Белые бабочки

  Когда я, давно это было, словно сменив пару жизней, получил предложение взяться за реконструкцию домов, то это все напомнило мне прозу упорного конармейца Бабеля. Тот отрывок за заказ костюма на мосье Крика. Вот именно в там шел торг про выбор материала прима, чтобы не только демисезон и рабочая неделя, но сухопутно гулять на выходные, как в двубортном. И не терпеть пот ломового извозчика, царапая свое лицо о неровности косяков времени, когда делается таких глубоких морщин, в которые можно спрятать все прожитое. Выдав за улыбку.

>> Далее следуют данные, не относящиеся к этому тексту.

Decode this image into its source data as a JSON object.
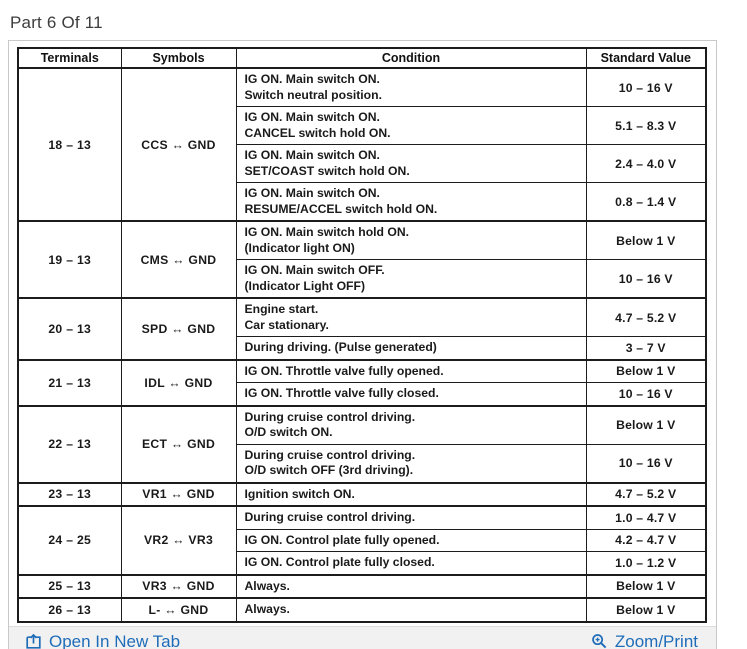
{
  "page": {
    "title": "Part 6 Of 11"
  },
  "table": {
    "headers": [
      "Terminals",
      "Symbols",
      "Condition",
      "Standard Value"
    ],
    "groups": [
      {
        "terminals": "18 – 13",
        "symbol": "CCS ↔ GND",
        "rows": [
          {
            "condition": [
              "IG ON. Main switch ON.",
              "Switch neutral position."
            ],
            "value": "10 – 16 V"
          },
          {
            "condition": [
              "IG ON. Main switch ON.",
              "CANCEL switch hold ON."
            ],
            "value": "5.1 – 8.3 V"
          },
          {
            "condition": [
              "IG ON. Main switch ON.",
              "SET/COAST switch hold ON."
            ],
            "value": "2.4 – 4.0 V"
          },
          {
            "condition": [
              "IG ON. Main switch ON.",
              "RESUME/ACCEL switch hold ON."
            ],
            "value": "0.8 – 1.4 V"
          }
        ]
      },
      {
        "terminals": "19 – 13",
        "symbol": "CMS ↔ GND",
        "rows": [
          {
            "condition": [
              "IG ON. Main switch hold ON.",
              "(Indicator light ON)"
            ],
            "value": "Below 1 V"
          },
          {
            "condition": [
              "IG ON. Main switch OFF.",
              "(Indicator Light OFF)"
            ],
            "value": "10 – 16 V"
          }
        ]
      },
      {
        "terminals": "20 – 13",
        "symbol": "SPD ↔ GND",
        "rows": [
          {
            "condition": [
              "Engine start.",
              "Car stationary."
            ],
            "value": "4.7 – 5.2 V"
          },
          {
            "condition": [
              "During driving. (Pulse generated)"
            ],
            "value": "3 – 7 V"
          }
        ]
      },
      {
        "terminals": "21 – 13",
        "symbol": "IDL ↔ GND",
        "rows": [
          {
            "condition": [
              "IG ON. Throttle valve fully opened."
            ],
            "value": "Below 1 V"
          },
          {
            "condition": [
              "IG ON. Throttle valve fully closed."
            ],
            "value": "10 – 16 V"
          }
        ]
      },
      {
        "terminals": "22 – 13",
        "symbol": "ECT ↔ GND",
        "rows": [
          {
            "condition": [
              "During cruise control driving.",
              "O/D switch ON."
            ],
            "value": "Below 1 V"
          },
          {
            "condition": [
              "During cruise control driving.",
              "O/D switch OFF (3rd driving)."
            ],
            "value": "10 – 16 V"
          }
        ]
      },
      {
        "terminals": "23 – 13",
        "symbol": "VR1 ↔ GND",
        "rows": [
          {
            "condition": [
              "Ignition switch ON."
            ],
            "value": "4.7 – 5.2 V"
          }
        ]
      },
      {
        "terminals": "24 – 25",
        "symbol": "VR2 ↔ VR3",
        "rows": [
          {
            "condition": [
              "During cruise control driving."
            ],
            "value": "1.0 – 4.7 V"
          },
          {
            "condition": [
              "IG ON. Control plate fully opened."
            ],
            "value": "4.2 – 4.7 V"
          },
          {
            "condition": [
              "IG ON. Control plate fully closed."
            ],
            "value": "1.0 – 1.2 V"
          }
        ]
      },
      {
        "terminals": "25 – 13",
        "symbol": "VR3 ↔ GND",
        "rows": [
          {
            "condition": [
              "Always."
            ],
            "value": "Below 1 V"
          }
        ]
      },
      {
        "terminals": "26 – 13",
        "symbol": "L- ↔ GND",
        "rows": [
          {
            "condition": [
              "Always."
            ],
            "value": "Below 1 V"
          }
        ]
      }
    ]
  },
  "footer": {
    "open_in_new_tab_label": "Open In New Tab",
    "zoom_print_label": "Zoom/Print",
    "open_icon": "open-in-new-tab-icon",
    "zoom_icon": "zoom-in-icon"
  },
  "colors": {
    "link_blue": "#1f6db8",
    "table_border": "#1c1c1c",
    "footer_bar_bg": "#f1f1f1",
    "frame_border": "#c9c9c9",
    "title_text": "#3d3d3d"
  }
}
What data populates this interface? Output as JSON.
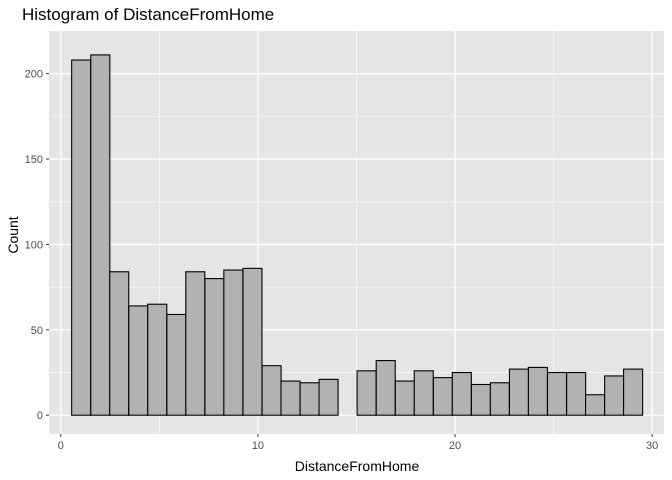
{
  "chart_data": {
    "type": "bar",
    "title": "Histogram of DistanceFromHome",
    "xlabel": "DistanceFromHome",
    "ylabel": "Count",
    "xlim": [
      -0.6,
      30.6
    ],
    "ylim": [
      -11,
      225
    ],
    "x_ticks": [
      0,
      10,
      20,
      30
    ],
    "y_ticks": [
      0,
      50,
      100,
      150,
      200
    ],
    "grid": true,
    "bin_width": 0.965,
    "bins": [
      {
        "x_start": 0.55,
        "count": 208
      },
      {
        "x_start": 1.52,
        "count": 211
      },
      {
        "x_start": 2.48,
        "count": 84
      },
      {
        "x_start": 3.45,
        "count": 64
      },
      {
        "x_start": 4.41,
        "count": 65
      },
      {
        "x_start": 5.38,
        "count": 59
      },
      {
        "x_start": 6.34,
        "count": 84
      },
      {
        "x_start": 7.31,
        "count": 80
      },
      {
        "x_start": 8.27,
        "count": 85
      },
      {
        "x_start": 9.24,
        "count": 86
      },
      {
        "x_start": 10.21,
        "count": 29
      },
      {
        "x_start": 11.17,
        "count": 20
      },
      {
        "x_start": 12.14,
        "count": 19
      },
      {
        "x_start": 13.1,
        "count": 21
      },
      {
        "x_start": 14.07,
        "count": 0
      },
      {
        "x_start": 15.03,
        "count": 26
      },
      {
        "x_start": 16.0,
        "count": 32
      },
      {
        "x_start": 16.97,
        "count": 20
      },
      {
        "x_start": 17.93,
        "count": 26
      },
      {
        "x_start": 18.9,
        "count": 22
      },
      {
        "x_start": 19.86,
        "count": 25
      },
      {
        "x_start": 20.83,
        "count": 18
      },
      {
        "x_start": 21.79,
        "count": 19
      },
      {
        "x_start": 22.76,
        "count": 27
      },
      {
        "x_start": 23.72,
        "count": 28
      },
      {
        "x_start": 24.69,
        "count": 25
      },
      {
        "x_start": 25.66,
        "count": 25
      },
      {
        "x_start": 26.62,
        "count": 12
      },
      {
        "x_start": 27.59,
        "count": 23
      },
      {
        "x_start": 28.55,
        "count": 27
      }
    ],
    "colors": {
      "panel_background": "#e5e5e5",
      "grid_major": "#ffffff",
      "bar_fill": "#b2b2b2",
      "bar_outline": "#000000",
      "tick_label": "#4d4d4d"
    }
  }
}
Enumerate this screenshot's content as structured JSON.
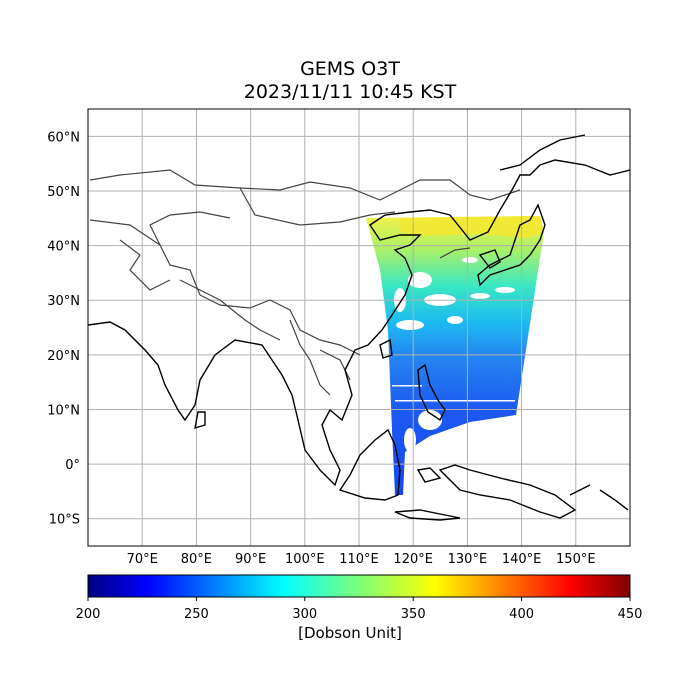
{
  "title": "GEMS O3T",
  "subtitle": "2023/11/11 10:45 KST",
  "map": {
    "lon_range": [
      60,
      160
    ],
    "lat_range": [
      -15,
      65
    ],
    "lon_ticks": [
      "70°E",
      "80°E",
      "90°E",
      "100°E",
      "110°E",
      "120°E",
      "130°E",
      "140°E",
      "150°E"
    ],
    "lon_values": [
      70,
      80,
      90,
      100,
      110,
      120,
      130,
      140,
      150
    ],
    "lat_ticks": [
      "60°N",
      "50°N",
      "40°N",
      "30°N",
      "20°N",
      "10°N",
      "0°",
      "10°S"
    ],
    "lat_values": [
      60,
      50,
      40,
      30,
      20,
      10,
      0,
      -10
    ],
    "grid": true
  },
  "colorbar": {
    "ticks": [
      "200",
      "250",
      "300",
      "350",
      "400",
      "450"
    ],
    "tick_values": [
      200,
      250,
      300,
      350,
      400,
      450
    ],
    "range": [
      200,
      450
    ],
    "colormap": "jet",
    "label": "[Dobson Unit]"
  },
  "colors": {
    "coast": "#000000",
    "border": "#444444",
    "grid": "#b0b0b0"
  }
}
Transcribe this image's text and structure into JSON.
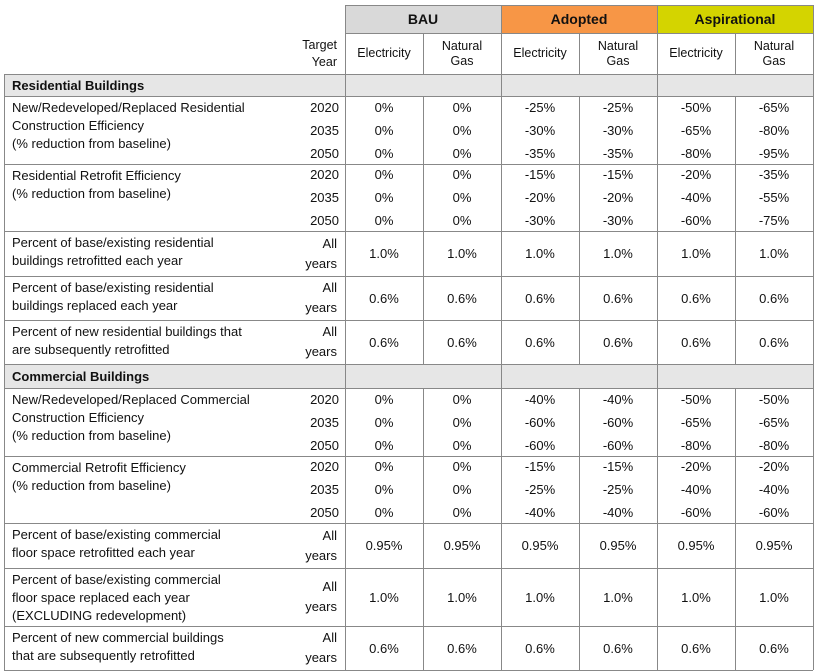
{
  "scenarios": [
    {
      "label": "BAU",
      "color": "#d9d9d9"
    },
    {
      "label": "Adopted",
      "color": "#f79646"
    },
    {
      "label": "Aspirational",
      "color": "#d4d400"
    }
  ],
  "columns": {
    "target_year": "Target\nYear",
    "electricity": "Electricity",
    "natural_gas": "Natural\nGas"
  },
  "sections": [
    {
      "title": "Residential Buildings",
      "rows": [
        {
          "label": "New/Redeveloped/Replaced Residential\nConstruction Efficiency\n(% reduction from baseline)",
          "years": [
            "2020",
            "2035",
            "2050"
          ],
          "values": [
            [
              "0%",
              "0%",
              "0%"
            ],
            [
              "0%",
              "0%",
              "0%"
            ],
            [
              "-25%",
              "-30%",
              "-35%"
            ],
            [
              "-25%",
              "-30%",
              "-35%"
            ],
            [
              "-50%",
              "-65%",
              "-80%"
            ],
            [
              "-65%",
              "-80%",
              "-95%"
            ]
          ]
        },
        {
          "label": "Residential Retrofit Efficiency\n(% reduction from baseline)",
          "years": [
            "2020",
            "2035",
            "2050"
          ],
          "values": [
            [
              "0%",
              "0%",
              "0%"
            ],
            [
              "0%",
              "0%",
              "0%"
            ],
            [
              "-15%",
              "-20%",
              "-30%"
            ],
            [
              "-15%",
              "-20%",
              "-30%"
            ],
            [
              "-20%",
              "-40%",
              "-60%"
            ],
            [
              "-35%",
              "-55%",
              "-75%"
            ]
          ]
        },
        {
          "label": "Percent of base/existing residential\nbuildings retrofitted each year",
          "years": [
            "All\nyears"
          ],
          "values": [
            [
              "1.0%"
            ],
            [
              "1.0%"
            ],
            [
              "1.0%"
            ],
            [
              "1.0%"
            ],
            [
              "1.0%"
            ],
            [
              "1.0%"
            ]
          ]
        },
        {
          "label": "Percent of base/existing residential\nbuildings replaced each year",
          "years": [
            "All\nyears"
          ],
          "values": [
            [
              "0.6%"
            ],
            [
              "0.6%"
            ],
            [
              "0.6%"
            ],
            [
              "0.6%"
            ],
            [
              "0.6%"
            ],
            [
              "0.6%"
            ]
          ]
        },
        {
          "label": "Percent of new residential buildings that\nare subsequently retrofitted",
          "years": [
            "All\nyears"
          ],
          "values": [
            [
              "0.6%"
            ],
            [
              "0.6%"
            ],
            [
              "0.6%"
            ],
            [
              "0.6%"
            ],
            [
              "0.6%"
            ],
            [
              "0.6%"
            ]
          ]
        }
      ]
    },
    {
      "title": "Commercial Buildings",
      "rows": [
        {
          "label": "New/Redeveloped/Replaced Commercial\nConstruction Efficiency\n(% reduction from baseline)",
          "years": [
            "2020",
            "2035",
            "2050"
          ],
          "values": [
            [
              "0%",
              "0%",
              "0%"
            ],
            [
              "0%",
              "0%",
              "0%"
            ],
            [
              "-40%",
              "-60%",
              "-60%"
            ],
            [
              "-40%",
              "-60%",
              "-60%"
            ],
            [
              "-50%",
              "-65%",
              "-80%"
            ],
            [
              "-50%",
              "-65%",
              "-80%"
            ]
          ]
        },
        {
          "label": "Commercial Retrofit Efficiency\n(% reduction from baseline)",
          "years": [
            "2020",
            "2035",
            "2050"
          ],
          "values": [
            [
              "0%",
              "0%",
              "0%"
            ],
            [
              "0%",
              "0%",
              "0%"
            ],
            [
              "-15%",
              "-25%",
              "-40%"
            ],
            [
              "-15%",
              "-25%",
              "-40%"
            ],
            [
              "-20%",
              "-40%",
              "-60%"
            ],
            [
              "-20%",
              "-40%",
              "-60%"
            ]
          ]
        },
        {
          "label": "Percent of base/existing commercial\nfloor space retrofitted each year",
          "years": [
            "All\nyears"
          ],
          "values": [
            [
              "0.95%"
            ],
            [
              "0.95%"
            ],
            [
              "0.95%"
            ],
            [
              "0.95%"
            ],
            [
              "0.95%"
            ],
            [
              "0.95%"
            ]
          ]
        },
        {
          "label": "Percent of base/existing commercial\nfloor space replaced each year\n(EXCLUDING redevelopment)",
          "years": [
            "All\nyears"
          ],
          "values": [
            [
              "1.0%"
            ],
            [
              "1.0%"
            ],
            [
              "1.0%"
            ],
            [
              "1.0%"
            ],
            [
              "1.0%"
            ],
            [
              "1.0%"
            ]
          ]
        },
        {
          "label": "Percent of new commercial buildings\nthat are subsequently retrofitted",
          "years": [
            "All\nyears"
          ],
          "values": [
            [
              "0.6%"
            ],
            [
              "0.6%"
            ],
            [
              "0.6%"
            ],
            [
              "0.6%"
            ],
            [
              "0.6%"
            ],
            [
              "0.6%"
            ]
          ]
        }
      ]
    }
  ]
}
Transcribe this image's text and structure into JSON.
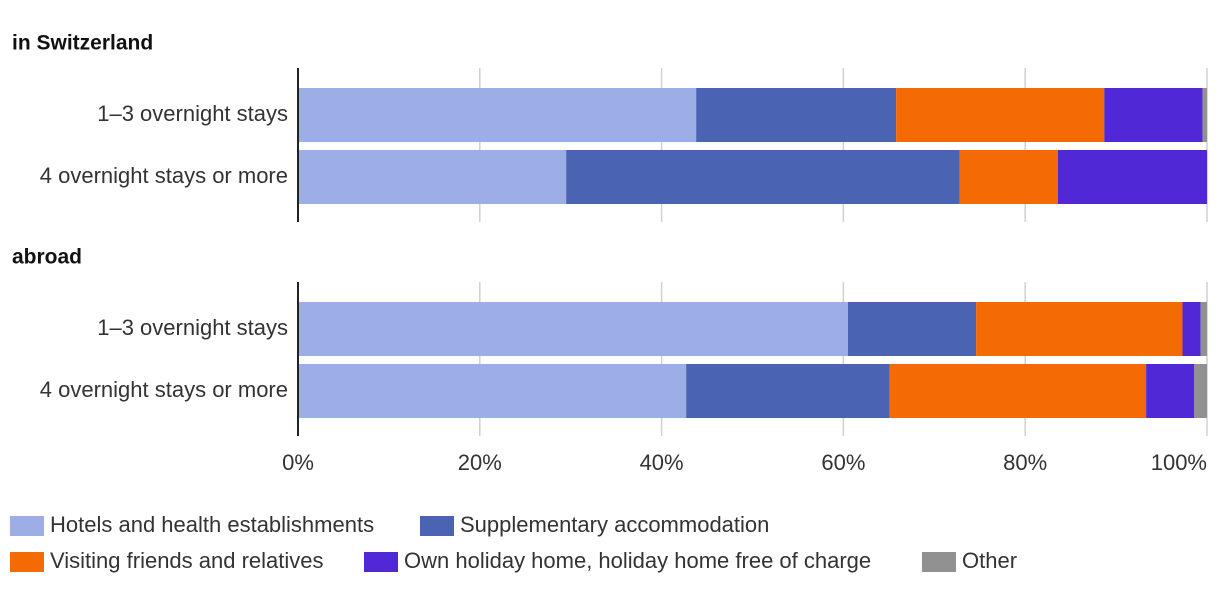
{
  "chart_data": {
    "type": "bar",
    "orientation": "horizontal",
    "stacked": true,
    "grid": true,
    "xlim": [
      0,
      100
    ],
    "xticks": [
      {
        "value": 0,
        "label": "0%"
      },
      {
        "value": 20,
        "label": "20%"
      },
      {
        "value": 40,
        "label": "40%"
      },
      {
        "value": 60,
        "label": "60%"
      },
      {
        "value": 80,
        "label": "80%"
      },
      {
        "value": 100,
        "label": "100%"
      }
    ],
    "series": [
      {
        "name": "Hotels and health establishments",
        "color": "#9dade6"
      },
      {
        "name": "Supplementary accommodation",
        "color": "#4a63b3"
      },
      {
        "name": "Visiting friends and relatives",
        "color": "#f46a04"
      },
      {
        "name": "Own holiday home, holiday home free of charge",
        "color": "#5128d6"
      },
      {
        "name": "Other",
        "color": "#919191"
      }
    ],
    "panels": [
      {
        "title": "in Switzerland",
        "categories": [
          "1–3 overnight stays",
          "4 overnight stays or more"
        ],
        "values": [
          [
            43.8,
            22.0,
            22.9,
            10.8,
            0.5
          ],
          [
            29.5,
            43.3,
            10.8,
            16.4,
            0
          ]
        ]
      },
      {
        "title": "abroad",
        "categories": [
          "1–3 overnight stays",
          "4 overnight stays or more"
        ],
        "values": [
          [
            60.5,
            14.1,
            22.7,
            2.0,
            0.7
          ],
          [
            42.7,
            22.4,
            28.2,
            5.3,
            1.4
          ]
        ]
      }
    ]
  }
}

И пришлось заново учиться, потому что имел до всего этого сердце и желание справить годную робу.  Хотя эта область кройки, где пальцы колятся об игл, была абсолютно не знакома.

   Белый Тель-Авив - не белый, но пыльный, грязный, из трещин и граффити. Его балконы норовят упасть, как и крыши, как и перила, увлекая за собой лестничные пролеты. Все норовит упасть, но кто же ему это даст. Удумал, понимаете, падать. Ведь не часто даются таких предложений и как упустить.

   Каждый дом, чтобы до Вас услышалось, история из ребусов карандашных эскизов. Кропотливая работа в архивах, внимание к деталям. О, карандаш тогда был смел.  Мужчины были смелы. И женская природа города млела и отдавалась. И потом носила плод любви под выцветшим небом на виду у любопытного моря. И дети, рожденные от такой страсти, получались свободными.

   Не бывает иначе. И самое важное: там оставалось место счастью. Так и было помечено: балкон-счастье, патио-счастье, ванная-счастье.  И счастье в герани и счастье в отражениях. В таки никогда не потускневшей керамике полов, в хитрых жуках, бегущих по сухим стволам вьюнков. И тогда в натруженные, хотя и не пролетарские руки, укладывался кирпич и требовал быть с ним со всем уважением. И воздух, богатый и пьяный воздух из звездной пыли, сидел в тех кирпичных порах и тоже требовал. И у вас не получится пренебречь и не дышать им. Даже пару минут. И нельзя ему отказать.

   Ведь в где-то между тех стен, совсем не сейчас, притаилось эхо сыгранных еврейских мелодий.  И где-то в эти стены неслось от этих смелых мужчин и сомлевших от таких касаний женщин, младенцев, имеющих до всего личное мнение. И велось, все так же имеющих личное мнение, подростков до бар-мицвы. А после, уже имеющих общее мнение, молодых, до хупы. И через после хупы, в каких-то быстрых сто двадцать лет, до тихого последнего пристанища на Трумпельдор. До того, бывшего Холерного, а теперь просто почетного, где сам Арик Айнштейн.

   И если в нем была любовь так можно подумать, что он не расплескал ее. Над пока еще нами.

   И так, потихоньку, разматывался клубок. Не сплеталось руно, но отпускало из лабиринта. И с десяток, доверившихся мне, вновь распахивали деревянные ставни. Где на защелках-запорах два лица. Женское и мужское.
 
   Два начала. Два пути. Но соединяющихся в один. Вечный путь. Чтобы по нему гулялось сухопутно, и чтобы на материал прима смотрелось птицам голубям. И после бережно захлопывалась тетрадь тех, все еще четких, от твердой руки и правильного грифеля,  карандашных эскизов и укладывалась на полку. И историй на этом только начиналось. И не кончалось.
   
  И возвращались бабочки. Они слетались в тот город, где и им снова и опять было место.